The Minnesota Department of Agriculture (M.D.A.) collects unwanted or unused pesticides in 31 Minnesota counties, a program which has been around since 1990. Since this time, the M.D.A. has collected over 5.25 million pounds of these materials around the state.
“It's a danger to the environment, they're very toxic,” M.D.A. Agricultural Chemical Consultant Stan Kaminski said.

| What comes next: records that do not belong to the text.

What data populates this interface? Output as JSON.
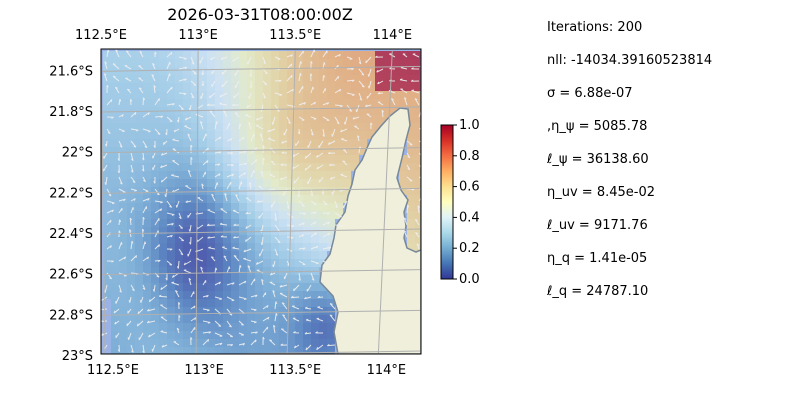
{
  "chart_data": {
    "type": "heatmap",
    "title": "2026-03-31T08:00:00Z",
    "x_ticks": [
      "112.5°E",
      "113°E",
      "113.5°E",
      "114°E"
    ],
    "x_tick_values": [
      112.5,
      113.0,
      113.5,
      114.0
    ],
    "y_ticks": [
      "21.6°S",
      "21.8°S",
      "22°S",
      "22.2°S",
      "22.4°S",
      "22.6°S",
      "22.8°S",
      "23°S"
    ],
    "y_tick_values": [
      -21.6,
      -21.8,
      -22.0,
      -22.2,
      -22.4,
      -22.6,
      -22.8,
      -23.0
    ],
    "xlim": [
      112.5,
      114.2
    ],
    "ylim": [
      -23.0,
      -21.5
    ],
    "grid": true,
    "colorbar": {
      "ticks": [
        "0.0",
        "0.2",
        "0.4",
        "0.6",
        "0.8",
        "1.0"
      ],
      "range": [
        0,
        1
      ],
      "colormap": "RdYlBu_r"
    },
    "colors": {
      "ocean": "#99b3e6",
      "land": "#efefdb",
      "coastline": "#778899",
      "vectors": "#f0f0f0",
      "grid": "#b0b0b0"
    },
    "field_description_values": {
      "north_east_high": 0.85,
      "central_low": 0.05,
      "west_mid": 0.3
    }
  },
  "stats": [
    "Iterations: 200",
    "nll: -14034.39160523814",
    "σ = 6.88e-07",
    ",η_ψ = 5085.78",
    "ℓ_ψ = 36138.60",
    "η_uv = 8.45e-02",
    "ℓ_uv = 9171.76",
    "η_q = 1.41e-05",
    "ℓ_q = 24787.10"
  ]
}
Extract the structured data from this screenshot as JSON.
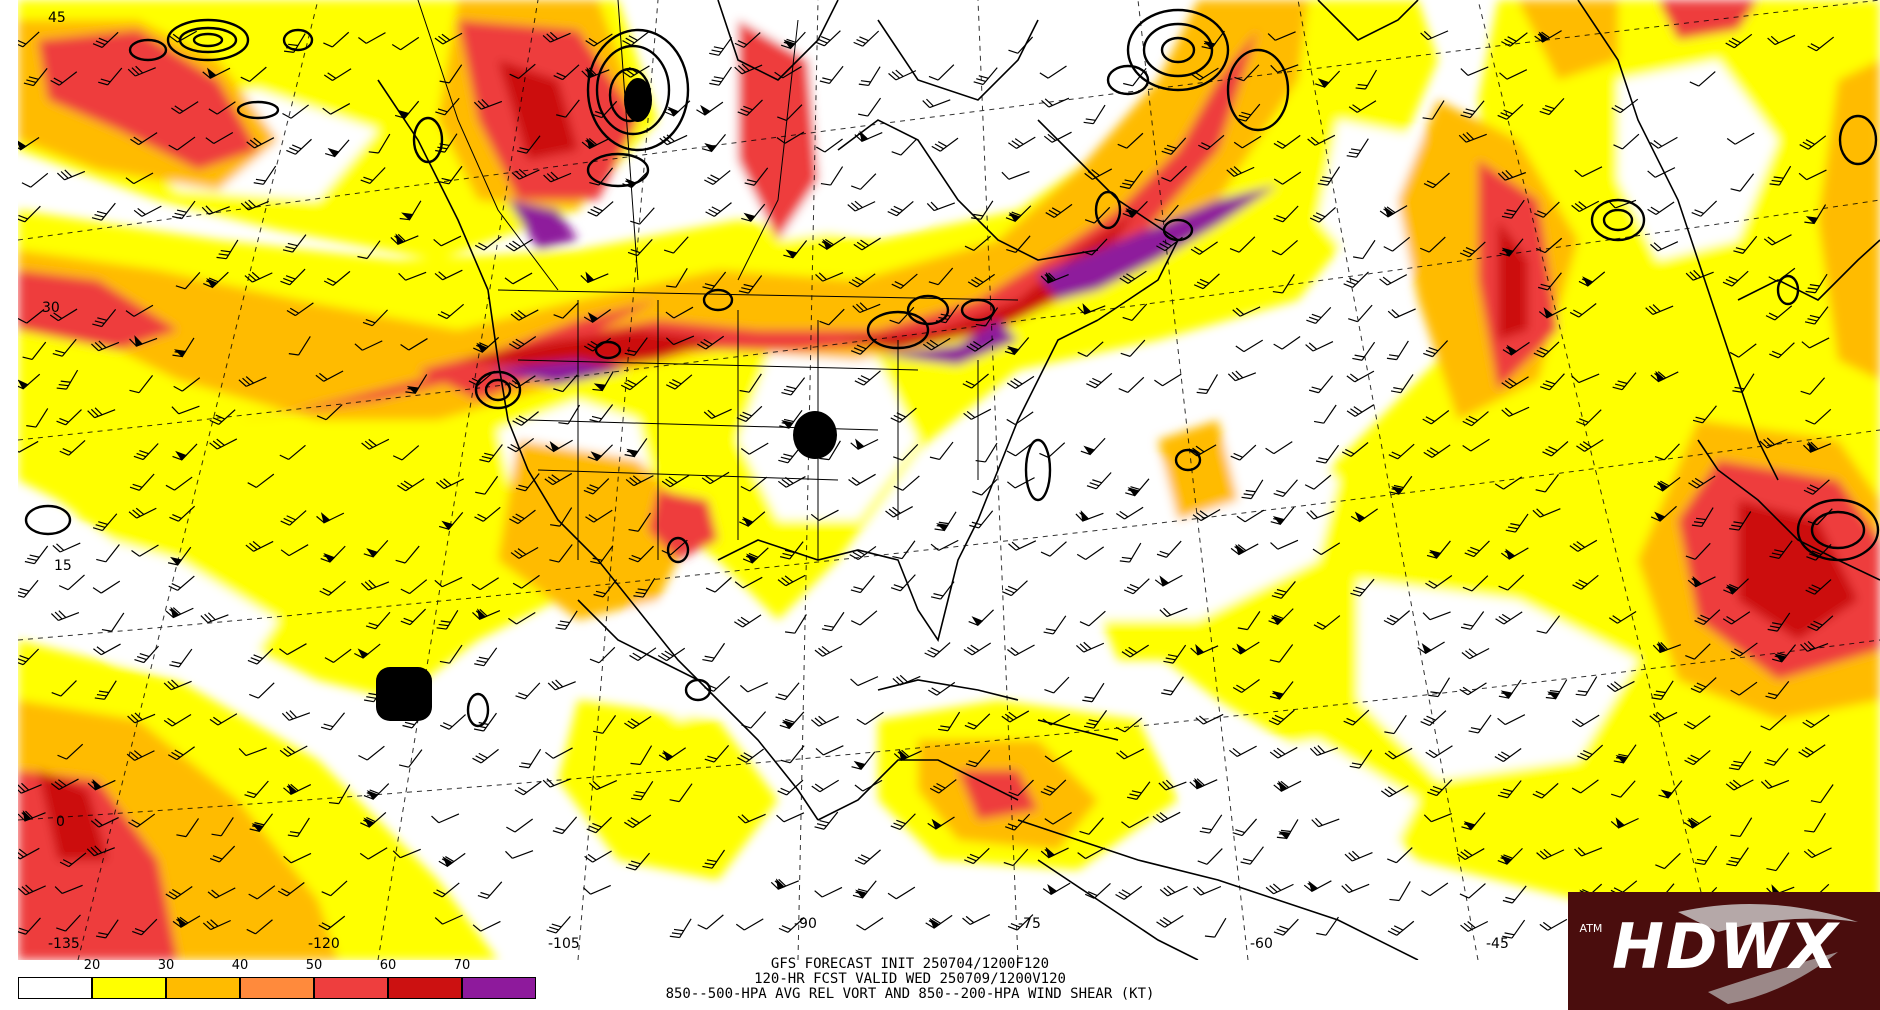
{
  "map": {
    "title_lines": [
      "GFS FORECAST INIT 250704/1200F120",
      "120-HR FCST VALID WED 250709/1200V120",
      "850--500-HPA AVG REL VORT AND 850--200-HPA WIND SHEAR (KT)"
    ],
    "longitude_labels": [
      "-135",
      "-120",
      "-105",
      "-90",
      "-75",
      "-60",
      "-45"
    ],
    "latitude_labels": [
      "45",
      "30",
      "15",
      "0"
    ],
    "colorbar": {
      "ticks": [
        "20",
        "30",
        "40",
        "50",
        "60",
        "70"
      ],
      "colors": [
        "#ffffff",
        "#ffff00",
        "#ffbb00",
        "#ff8a3c",
        "#ee3e3e",
        "#cc1111",
        "#8e1a9c"
      ]
    },
    "logo": {
      "text": "HDWX",
      "badge": "ATM"
    }
  }
}
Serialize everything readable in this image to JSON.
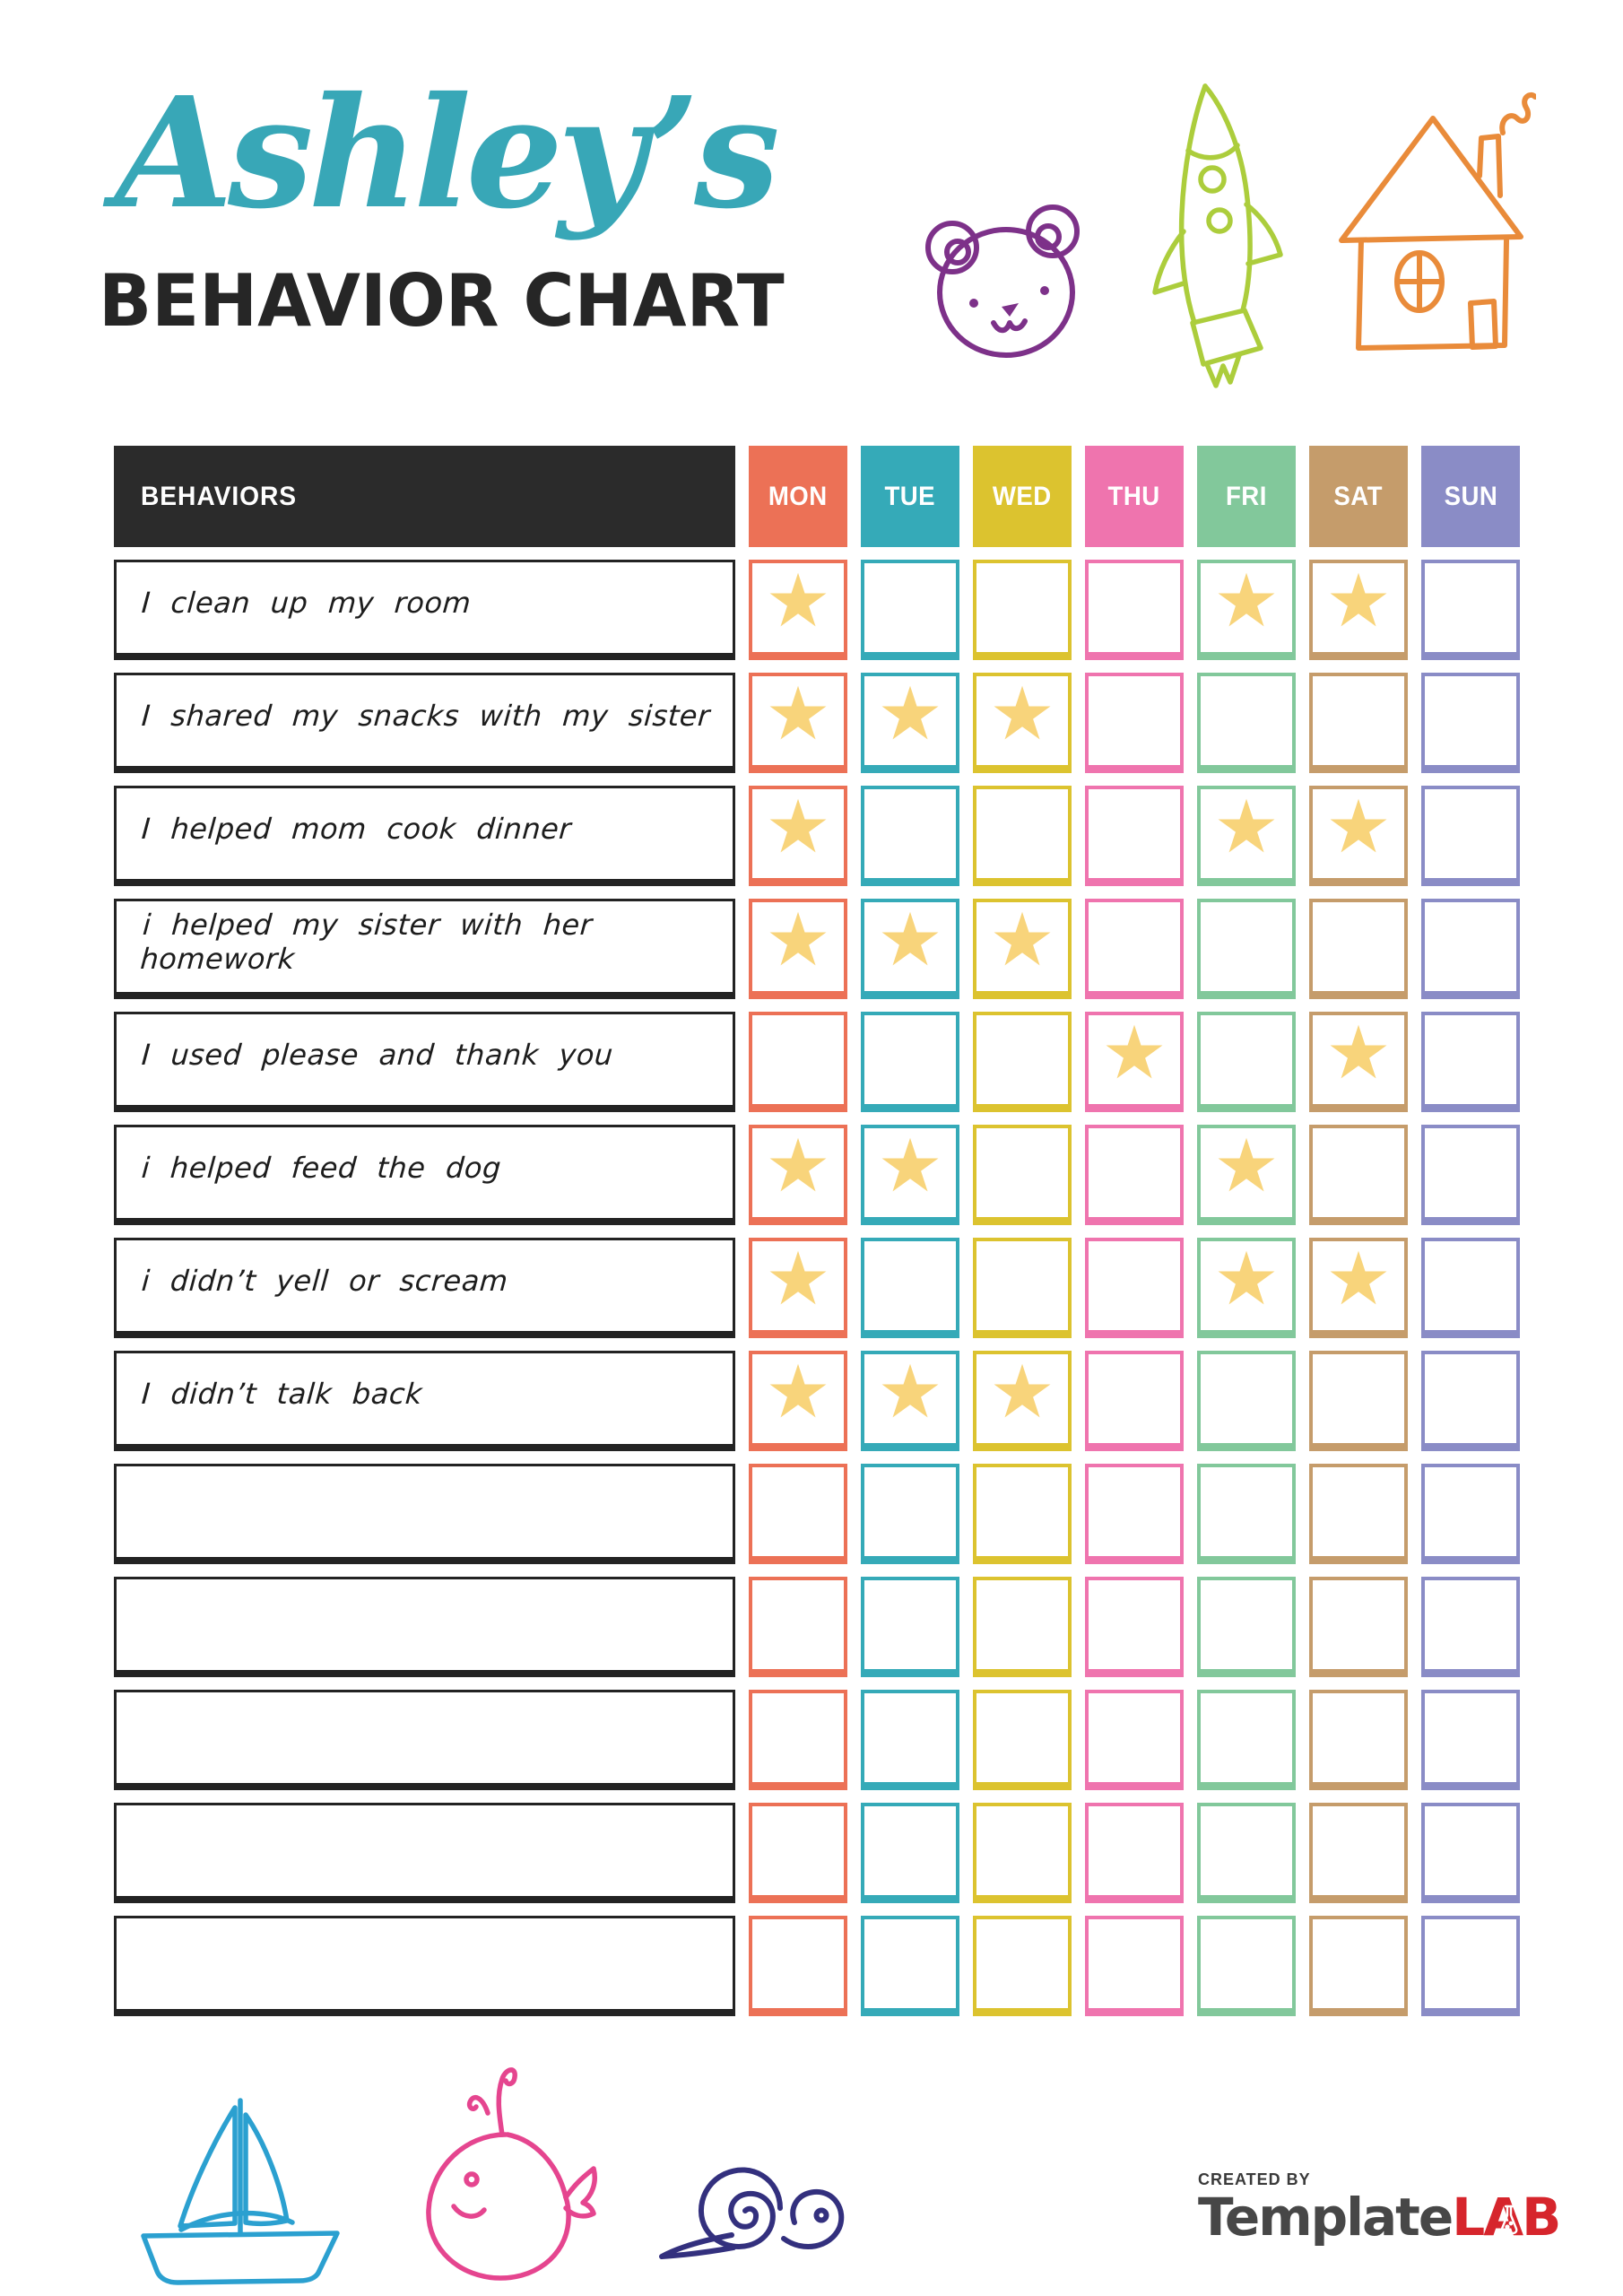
{
  "title": {
    "script": "Ashley’s",
    "main": "BEHAVIOR CHART"
  },
  "colors": {
    "title_script": "#38a7b7",
    "title_main": "#262626",
    "header_bg": "#2b2b2b",
    "header_text": "#ffffff",
    "star": "#f8d47b",
    "row_border": "#232323"
  },
  "icons": {
    "star_glyph": "★"
  },
  "table": {
    "behaviors_header": "BEHAVIORS",
    "days": [
      {
        "label": "MON",
        "color": "#ec7156"
      },
      {
        "label": "TUE",
        "color": "#35aab8"
      },
      {
        "label": "WED",
        "color": "#dcc32f"
      },
      {
        "label": "THU",
        "color": "#ef74ae"
      },
      {
        "label": "FRI",
        "color": "#82c89b"
      },
      {
        "label": "SAT",
        "color": "#c59c6b"
      },
      {
        "label": "SUN",
        "color": "#8a8cc6"
      }
    ],
    "rows": [
      {
        "label": "I clean up my room",
        "stars": [
          "MON",
          "FRI",
          "SAT"
        ]
      },
      {
        "label": "I shared my snacks with my sister",
        "stars": [
          "MON",
          "TUE",
          "WED"
        ]
      },
      {
        "label": "I helped mom cook dinner",
        "stars": [
          "MON",
          "FRI",
          "SAT"
        ]
      },
      {
        "label": "i helped my sister with her homework",
        "stars": [
          "MON",
          "TUE",
          "WED"
        ]
      },
      {
        "label": "I used please and thank you",
        "stars": [
          "THU",
          "SAT"
        ]
      },
      {
        "label": "i helped feed the dog",
        "stars": [
          "MON",
          "TUE",
          "FRI"
        ]
      },
      {
        "label": "i didn’t yell or scream",
        "stars": [
          "MON",
          "FRI",
          "SAT"
        ]
      },
      {
        "label": "I didn’t talk back",
        "stars": [
          "MON",
          "TUE",
          "WED"
        ]
      },
      {
        "label": "",
        "stars": []
      },
      {
        "label": "",
        "stars": []
      },
      {
        "label": "",
        "stars": []
      },
      {
        "label": "",
        "stars": []
      },
      {
        "label": "",
        "stars": []
      }
    ]
  },
  "decorations": {
    "doodle_colors": {
      "bear": "#7d3189",
      "rocket": "#accd3c",
      "house": "#e98b3a",
      "sailboat": "#2ba0d0",
      "whale": "#e5458f",
      "snail": "#33307e"
    }
  },
  "footer": {
    "created_by": "CREATED BY",
    "brand_primary": "Template",
    "brand_secondary": "LAB",
    "brand_color_primary": "#474747",
    "brand_color_secondary": "#d6252c"
  }
}
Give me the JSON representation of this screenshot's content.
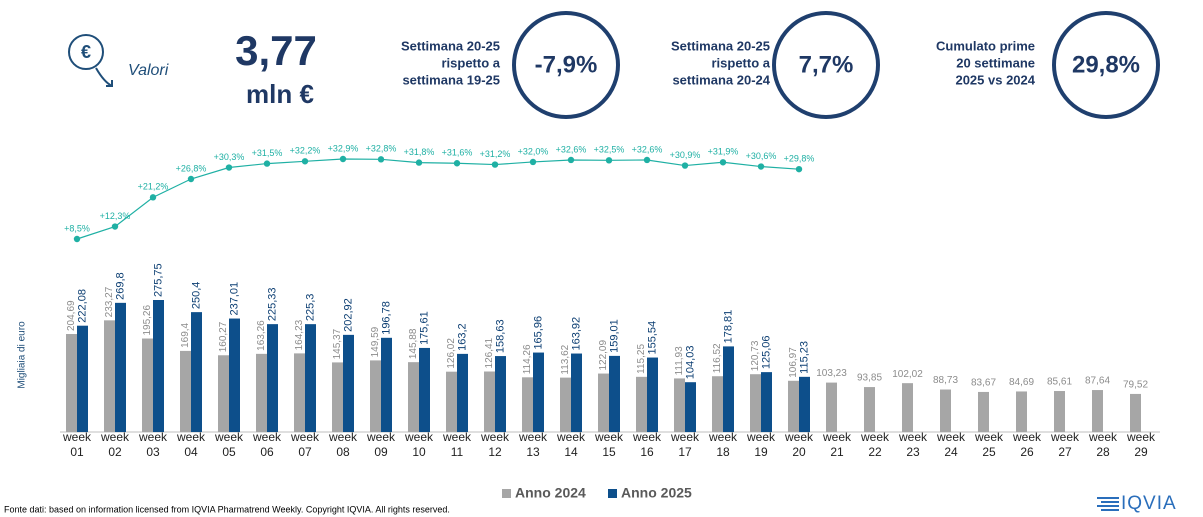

Thursday, the M.D.A. stopped at the Houston County Fairgrounds in Caledonia—and Houston County has disposed fewer pesticides than usual. “Many of the farmers that come in have made the comment 'what else would I have done with this old pesticide,'” Kaminski said. “Some of the pesticides are extremely toxic and although they certainly do a good job on the pests, after a certain amount of time, it becomes more unusable.”
The M.D.A. colllects the materials and gets rid of it in a safe manner. “They are handled in special cases, then transported to an incinerator,” Kaminski said. “This is a special incinerator that burns them up at high temperatures and they're completely gone. That's the last we see of them.”
Kaminski said in each county, they collect anywhere from 1,000 to 3,000 pounds of materials, or between five and 15 drums (each drum can hold roughly 200 pounds of materials). Rick Frank, Houston County Environmental Services Director, said during the first years of the program, the M.D.A. probably taking in between 3,000 and 4,000 pounds from Houston County per year—much higher than the 400 pounds which the M.D.A.collected on Thursday.
“Farmers are more aware of the amount of material they put on, and a lot of them have been going commercial,” Frank said. “They don't have the equipment or don't want to put the chemicals on themselves. It's probably cheaper in their best interest to use a commercial avenue rather than privately put it on."
Kaminski said with improving numbers in Houston County, it proves they've collected fewer materials over time throughout the state—a good sign that the program is working.
The M.D.A is collecting pesticides in Ramsey and Hennepin counties within the next two weeks to wrap up the year.